|Home | About | Journals | Submit | Contact Us | Français|
In this article we present the myocardial deformation imaging (MDI) studies of three daughters of a man with hypertrophic cardiomyopathy (HCM) who died suddenly. The daughters had been referred for genetic counselling several months earlier. We demonstrate that, despite the absence of conventional two-dimensional echo characteristics of HCM, MDI accurately and easily demonstrated the presence of the disease in the two daughters with the genetic disorder. (Neth Heart J 2010;18:452–4.)
Three sisters, whose father had died suddenly at the age of 63, were referred to our echo lab for extensive echocardiographic examination. He was known to have a dilated left ventricle with asymmetric septum hypertrophy. A coronary angiogram two years earlier revealed only a non-significant stenosis in the circumflex artery. Furthermore he had chronic atrial fibrillation with a QRS duration of 120 msec.
The three sisters had undergone genetic counselling several months earlier but their genetic profile was unknown to the echocardiographer. Their ECGs were unremarkable. The echocardiographic studies were performed utilising a GE Vivid 7 dimension machine (software version 2.2.1., GE Vingmed Ultrasound System, Horten, Norway), and an M3S Matrix 3000 elements 1.5–4.0 Mhz transducer. Comprehensive echo-Doppler demonstrated a slight bulging of the mid-septum in sister A. The further systolic and diastolic parameters were in the normal range in each sister (table 1). The two-dimensional (2D) quality in sister B was poor due to obesity. In addition, tissue Doppler myocardial deformation imaging (MDI) was performed, an advanced echocardiographic technique which enables the objective assessment of regional myocardial deformation by calculation of strain (regional deformation) and strain-rate (deformation rate) from differences in local tissue velocities.1 MDI revealed a marked mid-systolic region of pathological deformation in sister A (figures 1A and 2A) and B (figures 1B and 2B). Sister C demonstrated a perfectly normal strain and strain-rate distribution of the interventricular septum (figures 1C and 2C).
After the examination, the genetic profile of the three sisters was unveiled. Sisters A and B were found to have a c.2373_2374insG (p.Trp792fsX17) mutation in the myosine binding protein C3 gene, which accounts for one-fourth of the HCM cases in the Netherlands.2 Therefore MDI accurately and easily detected pre-clinical HCM in these mourning sisters.

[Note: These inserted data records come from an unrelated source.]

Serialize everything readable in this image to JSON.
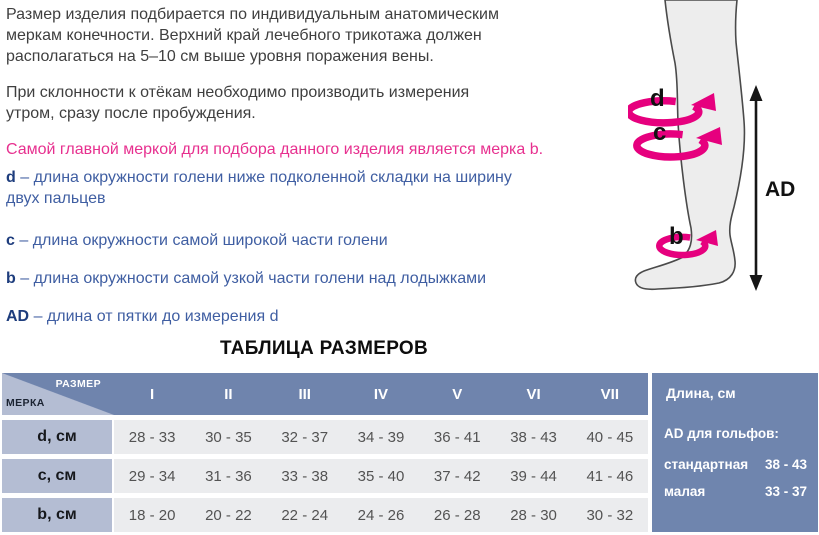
{
  "intro": {
    "paragraph1": "Размер изделия подбирается по индивидуальным анатомическим\nмеркам конечности. Верхний край лечебного трикотажа должен\nрасполагаться на 5–10 см выше уровня поражения вены.",
    "paragraph2": "При склонности к отёкам необходимо производить измерения\nутром, сразу после пробуждения.",
    "highlight": "Самой главной меркой для подбора данного изделия является мерка b."
  },
  "definitions": [
    {
      "letter": "d",
      "text": "– длина окружности голени ниже подколенной складки на ширину\nдвух пальцев"
    },
    {
      "letter": "c",
      "text": "– длина окружности самой широкой части голени"
    },
    {
      "letter": "b",
      "text": "– длина окружности самой узкой части голени над лодыжками"
    },
    {
      "letter": "AD",
      "text": "– длина от пятки до измерения d"
    }
  ],
  "illustration": {
    "label_d": "d",
    "label_c": "c",
    "label_b": "b",
    "label_ad": "AD"
  },
  "size_table": {
    "title": "ТАБЛИЦА РАЗМЕРОВ",
    "corner": {
      "top": "РАЗМЕР",
      "bottom": "МЕРКА"
    },
    "columns": [
      "I",
      "II",
      "III",
      "IV",
      "V",
      "VI",
      "VII"
    ],
    "rows": [
      {
        "label": "d, см",
        "values": [
          "28 - 33",
          "30 - 35",
          "32 - 37",
          "34 - 39",
          "36 - 41",
          "38 - 43",
          "40 - 45"
        ]
      },
      {
        "label": "c, см",
        "values": [
          "29 - 34",
          "31 - 36",
          "33 - 38",
          "35 - 40",
          "37 - 42",
          "39 - 44",
          "41 - 46"
        ]
      },
      {
        "label": "b, см",
        "values": [
          "18 - 20",
          "20 - 22",
          "22 - 24",
          "24 - 26",
          "26 - 28",
          "28 - 30",
          "30 - 32"
        ]
      }
    ]
  },
  "length_panel": {
    "header": "Длина, см",
    "subheader": "AD для гольфов:",
    "rows": [
      {
        "label": "стандартная",
        "value": "38 - 43"
      },
      {
        "label": "малая",
        "value": "33 - 37"
      }
    ]
  },
  "colors": {
    "accent_pink": "#e6007e",
    "text_blue": "#3f5ea2",
    "header_blue": "#6f84ad",
    "label_cell_blue": "#b4bdd3",
    "data_cell_gray": "#ebecee",
    "panel_blue": "#6f85ae"
  }
}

Hypertrophic cardiomyopathy is a fairly common genetic disorder, which can be caused by a vast number of gene mutations. Its clinical outcome is diverse, ranging from sudden death in the young individual to virtually no symptoms in advanced adulthood. Furthermore, the phenotypic expression can vary markedly.3 An important issue in this disease is the risk analysis of sudden death. Maron et al. have proposed major and minor criteria for the risk of sudden death. Two of the major criteria are sudden death in the family and genetic evidence of the disease.4 It is therefore obvious that once sudden death has occurred in the family, early detection of HCM in directly related family members can be of clinical importance for the management of this disease. Beta-blockers, amiodarone, and calcium antagonists might be considered the most effective pharmacological treatment although the data are observational and there are no controlled comparative trials available. Besides secondary prophylaxis, an implantable cardioverter defibrillator for primary prevention of sudden death can be considered in patients with one or more major risk factors.5
Earlier publications have demonstrated the value of tissue Doppler imaging (TDI) velocities in the detection of pre-clinical HCM.6 Although cutoff points were identified, some overlap was seen in the individual patients. Other authors suggest a combination of Ea measurement and EF to be highly sensitive for detection of pre-clinical HCM.7 The potential disadvantage of applying TDI velocities is that it represents motion of the mitral annulus due to global longitudinal function, and thus can be insensitive to subtle regional deformation abnormalities in the above lying myocardium. Germans et al. reported successful diagnosis of HCM by late gadolinium enhancement imaging.8 Here we detected underlying familial HCM using the advanced echocardiographic technique of MDI. The strain and strain-rate provide the opportunity of studying small regional segments of the myocardium, and reflect different aspects of regional myocardial deformation. Furthermore, these indices are relatively independent of overall wall motion.9 Utilising the colour-coded format, small deformation defects can simply be visualised. In our three sisters we found MDI to be an easy and accurate method in the detection of genetic positive HCM, despite normal tissue Doppler parameters. By utilising the colour-coded curved M-mode, the pathological strain and strain-rate in the mid-septal segments were clearly visualised and easy to detect, even though the 2D quality in sister B was poor.
Obviously, a larger controlled study should be conducted to definitely define the reproducibility, robustness, sensitivity and specificity of this technique in the identification of pre-clinical HCM.